Fazit: Mit dem Februar liegt man eigentlich immer genial richtig.


----------



## Monsterqualle (10. November 2006)

*AW: Wann ist die beste Zeit zum Angeln bei Heiligenhafen*



TRÖdorsch schrieb:


> Meine Erfahrung: Januar/Februar, je nach Witterung. Das kann schon mal im Dezember losgehen. Manchmal ziehen sich die Fänge bis März/April.
> Fazit: Mit dem Februar liegt man eigentlich immer genial richtig.


 
Willkommen hier im Forum.

Mir schwahnt Böses.|supergri 

Mehr sag ich da nicht zu.:m


----------



## Torskfisk (10. November 2006)

*AW: Wann ist die beste Zeit zum Angeln bei Heiligenhafen*

@ TRÖdorsch
Es sei dir verziehen, es ist dein erster Beitrag.....|gr: 

Aber der Vorschlag im Februar zum Dorschangeln rauszufahren hat aus bekannten Gründen sehr viel Ablehnung erfahren...#q 


Aber vielleicht hilft es ja weiter, dass es dieses Jahr nciht auszumachen war, wann es wirklich gut war...außer eventuell April/Mai


----------



## BennyO (10. November 2006)

*AW: Wann ist die beste Zeit zum Angeln bei Heiligenhafen*

Also im februar finde ich zwar nciht so klasse wie viele andere hier.
Aber trotzdem erst einmal herzlich wilkkommen hier.


Gruß Benny


----------



## Skipper47 (10. November 2006)

*AW: Wann ist die beste Zeit zum Angeln bei Heiligenhafen*

Auwa, das war Unwissenheit. Hoffe ich!!!!#c


----------



## Yupii (11. November 2006)

*AW: Wann ist die beste Zeit zum Angeln bei Heiligenhafen*



BennyO schrieb:


> Also im februar finde ich zwar nciht so klasse wie viele andere hier.
> 
> Gruß Benny


Es ist nur eine Minderheit


----------



## Monsterqualle (11. November 2006)

*AW: Wann ist die beste Zeit zum Angeln bei Heiligenhafen*

Mein Vorschlag wäre:

Entfernt einige unglückliche Beiträge aus diesem Thread, bevor es wieder ausufert und dann kümmern wir uns um die Eingangsfrage.

Ganz davon abgesehen ist der Februar mit Sicherheit nicht der beste Monat um gut und viel Dorsch zu fangen. Nur die Stückgewichte sind in dieser Jahreszeit am höchsten.

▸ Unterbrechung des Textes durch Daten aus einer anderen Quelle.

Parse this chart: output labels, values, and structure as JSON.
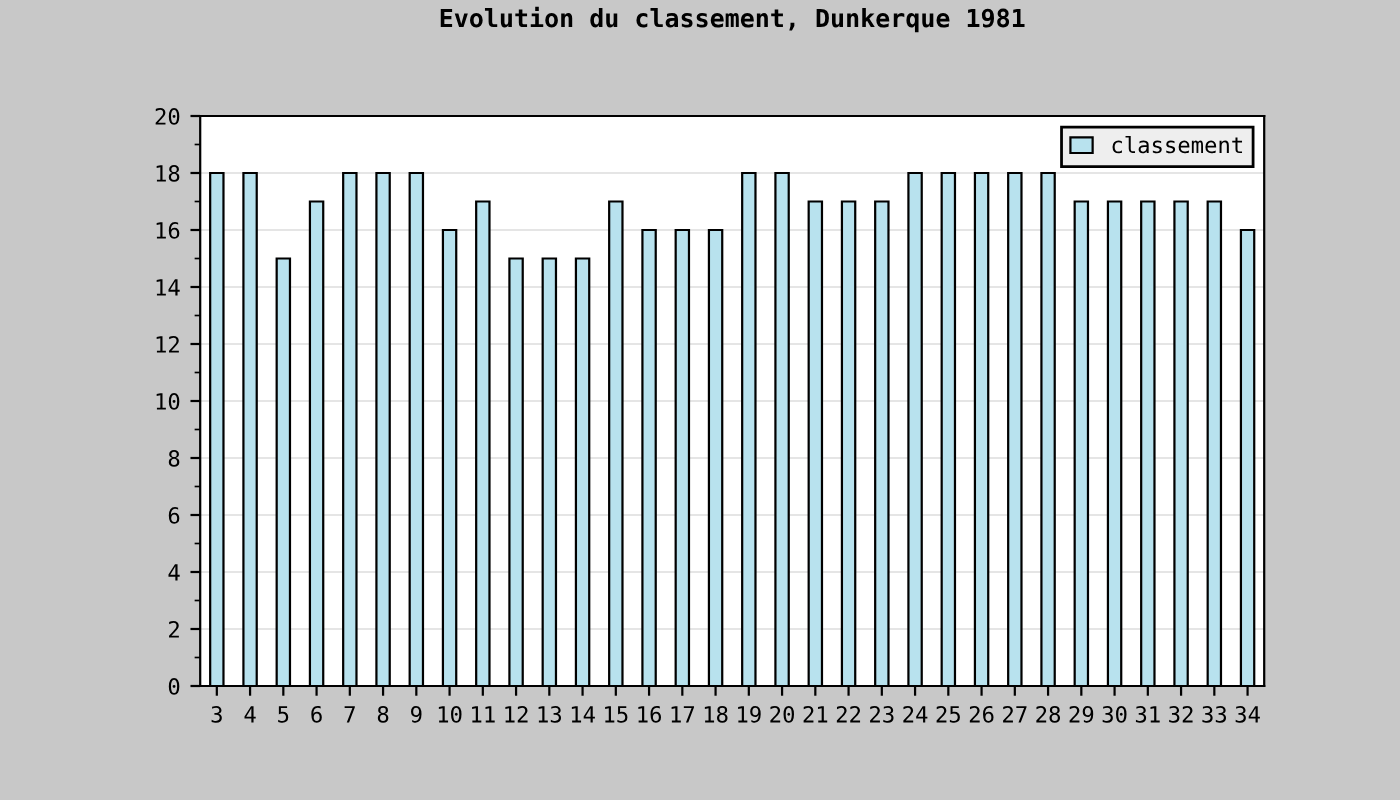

In meinen Augen ist die beste Zeit, Mai, Juni, Juli und manchmal noch der August. Da werden die höchsten Stückzahlen in guten Größen gefangen.
Wettertechnisch erlebt man da auch meißtens keine großen Überraschungen.


----------



## BennyO (11. November 2006)

*AW: Wann ist die beste Zeit zum Angeln bei Heiligenhafen*

Gebe dir in allen Punkten recht. Stimme dir daher voll zu.
ICh finde das der April jdes Jahr ein guter Fangmonat ist.


Gruß Benny


----------



## Pilkfreak (11. November 2006)

*AW: Wann ist die beste Zeit zum Angeln bei Heiligenhafen*

Also ich muss ganz ehrlich sagen......jede Jahreszeit hat seine Vor und Nachteile und jeder hat seine Lieblingszeit!! Ich persönlich finde es auch im bitterkalten Winter toll wenn man sich in seinen Floatinganzug kuschelt und dann seinen Kaffe trinken kann! Dazu kann man im Winter hervorragend gut fangen meiner Meinung nach.....wenss kalt genug ist!


----------



## Heilbutt (12. November 2006)

*AW: Wann ist die beste Zeit zum Angeln bei Heiligenhafen*

Moin,
Fahr - wenns geht - lieber wieder nach Norwegen!!!:l 

Die Ostsee kann - logischerweise - den norwegischen
Gewässern in keinster Weise "das Wasser reichen"

LEIDER:c 

Gerade wenn du wie du schreibst schon öfter in Norwegen
warst!!!

Gruß

Holger


----------



## Stingray2005 (12. November 2006)

*AW: Wann ist die beste Zeit zum Angeln bei Heiligenhafen*

Hallo Holger
da hast du leider recht nur weiß ich nicht ob ich nächstes Jahr nach Norwegen komme, zum einen weil sich bisher noch keiner meiner bisherigen Mitfahrer geäußert hat ob er nächstes Jahr hoch will und zum anderen weil ich nicht weiß ob ich es zeitlich schaffe. Ich würde sofort wenn möglich hochfahren, ich liebe das Land und auch allgemein das Meer.
Ich dachte halt ich fahr mal für ein par Tage an die Ostsee um zumindest mal wieder zu angeln und dort hin ist es nicht so weit, hatte aber auch schon befürchtet daß ich da nicht viel fangen werde somal ich schon mal auf langeland schlechte Erfahrungen gemacht habe. 
Aber vielleicht schaffe ich es doch noch 2007 ins gelobte Land zu kommen, das Jahr hat ja noch nicht mal begonnen.

Gruß Stingray


----------



## BennyO (12. November 2006)

*AW: Wann ist die beste Zeit zum Angeln bei Heiligenhafen*



Pilkfreak schrieb:


> Also ich muss ganz ehrlich sagen......jede Jahreszeit hat seine Vor und Nachteile und jeder hat seine Lieblingszeit!! Ich persönlich finde es auch im bitterkalten Winter toll wenn man sich in seinen Floatinganzug kuschelt und dann seinen Kaffe trinken kann! Dazu kann man im Winter hervorragend gut fangen meiner Meinung nach.....wenss kalt genug ist!


 


Im Winter kommt man immer mit wenigher Fisch nach Hause als im Sommer / Frühling. Es gibt natürlich auch Tage an denen man viel fängt, aber die sind im Winter ganz klar die Ausnahmen.


Gruß Benny


----------



## Heilbutt (12. November 2006)

*AW: Wann ist die beste Zeit zum Angeln bei Heiligenhafen*

Ist schon klar, Hitra ist halt ein paar Strassen weiter als 
Heiligenhafen.
Und so ein paar Tage aufm Kutter haben auch was für sich.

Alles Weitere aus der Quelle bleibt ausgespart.